3. Metode mengemban akidah dan hukum syara' yang dilakukan melalui dakwah yang diemban oleh individu, partai politik dan negara, serta Jihad Fî Sabilillâh baik defensif maupun ofensif, yang dijalankan oleh Khilafah Islam. Jihad ini dimaksudkan untuk menghancurkan dinding penghalang yang menghalangi masuknya cahaya Islam di wilayah yang diperangi. Dengan begitu, para penduduk wilayah tersebut akan dapat menyaksikan cahayanya dengan sempurna.
Kedua, secara historis, banyak bukti dilihat dalam catatan sejarah, sebagaimana yang dibukukan oleh ahli sejarah, baik dalam sîrah maupun târîkh, seperti Sîrah Ibn Ishaq, Maghâzi al-Wâqidi, Tabaqât Ibn Sa'ad, Sîrah Ibn Hisyâm, Târîkh al-Umam Wa al-Mulk, Târîkh Ibn al-Atsîr, Târîkh Ibn Katsîr dan sebagainya. Buku-buku sejarah ini memberikan gambaran yang jelas tentang bagaimana Islam diterapkan sepanjang berabad-abad.
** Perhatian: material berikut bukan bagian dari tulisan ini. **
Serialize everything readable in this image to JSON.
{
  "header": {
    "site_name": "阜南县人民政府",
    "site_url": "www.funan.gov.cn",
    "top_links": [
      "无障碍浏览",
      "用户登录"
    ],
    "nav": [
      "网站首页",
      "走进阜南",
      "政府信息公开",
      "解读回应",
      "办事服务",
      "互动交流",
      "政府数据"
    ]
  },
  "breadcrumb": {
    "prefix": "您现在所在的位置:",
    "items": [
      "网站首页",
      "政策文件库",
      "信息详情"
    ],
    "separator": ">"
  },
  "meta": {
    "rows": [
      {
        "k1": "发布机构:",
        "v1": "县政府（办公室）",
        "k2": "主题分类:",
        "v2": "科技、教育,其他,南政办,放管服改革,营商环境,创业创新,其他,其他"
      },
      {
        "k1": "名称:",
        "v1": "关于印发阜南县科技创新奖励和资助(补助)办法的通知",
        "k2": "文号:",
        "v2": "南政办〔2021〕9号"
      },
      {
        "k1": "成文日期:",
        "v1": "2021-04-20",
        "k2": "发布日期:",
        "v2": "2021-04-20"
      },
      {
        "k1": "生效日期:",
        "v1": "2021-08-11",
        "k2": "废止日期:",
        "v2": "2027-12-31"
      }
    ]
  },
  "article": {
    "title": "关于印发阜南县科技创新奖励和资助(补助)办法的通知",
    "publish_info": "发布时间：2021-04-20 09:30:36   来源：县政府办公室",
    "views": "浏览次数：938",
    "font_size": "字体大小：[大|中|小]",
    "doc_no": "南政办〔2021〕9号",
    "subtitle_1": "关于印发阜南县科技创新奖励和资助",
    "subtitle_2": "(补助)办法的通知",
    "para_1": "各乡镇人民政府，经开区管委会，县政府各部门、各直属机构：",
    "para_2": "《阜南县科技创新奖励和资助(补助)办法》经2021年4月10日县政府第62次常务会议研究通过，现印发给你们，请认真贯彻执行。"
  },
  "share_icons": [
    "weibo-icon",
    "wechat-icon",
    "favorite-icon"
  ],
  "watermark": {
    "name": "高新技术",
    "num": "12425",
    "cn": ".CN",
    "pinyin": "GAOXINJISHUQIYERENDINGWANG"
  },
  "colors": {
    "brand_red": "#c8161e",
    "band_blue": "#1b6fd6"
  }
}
Ketiga, secara empiris, banyak bukti bisa disaksikan hingga saat ini. Taqiyuddin an-Nabhâni memberikan gambaran yang rinci mengenai dua aspek: Pertama, melalui lembaga pengadilan (al-qadhâ') yang bertugas menyelesaikan perselisihan di tengah masyarakat, baik kasus yang menyangkut anggota masyarakat dengan sesama anggota masyarakat, ataupun kasus antara anggota masyarakat dengan pejabat pemerintahan. Kedua, melalui institusi pemerintahan (al-hakîm) yang bertugas melaksanakan seluruh hukum Islam di tengah masyarakat.
Mengenai bukti empiris penerapan Islam yang terepresentasikan dalam pemerintahan (al-hakîm) yang menerapkan hukum Islam sangat jelas. Ini dapat dilihat dalam buku-buku fiqih, antara lain terlihat melalui struktur: (1) Khalifah, (2) Wakil Khalifah (Mu'âwin tafwîdh), (3) Pembantu administratif khalifah (Mu'awin tanfîdz), (4) Penguasa wilayah dan daerah (Wullât was al-'ummâl), (5) Biro administrasi umum (al-Jihâz al-idâri), (6) Panglima perang (Amîr al-Jihâd), (7) Majelis umat dan (8) Pengadilan.
Inilah fakta dan bukti-bukti empiris yang telah membuktikan keutuhan Islam sebagai ajaran agama yang komprehensif, baik menyangkut konsepsi politik maupun spiritualnya. Maka dari itu, dakwah Islam dengan cara memisahkan agama dan politik sama halnya seperti memisahkan bumi dari porosnya.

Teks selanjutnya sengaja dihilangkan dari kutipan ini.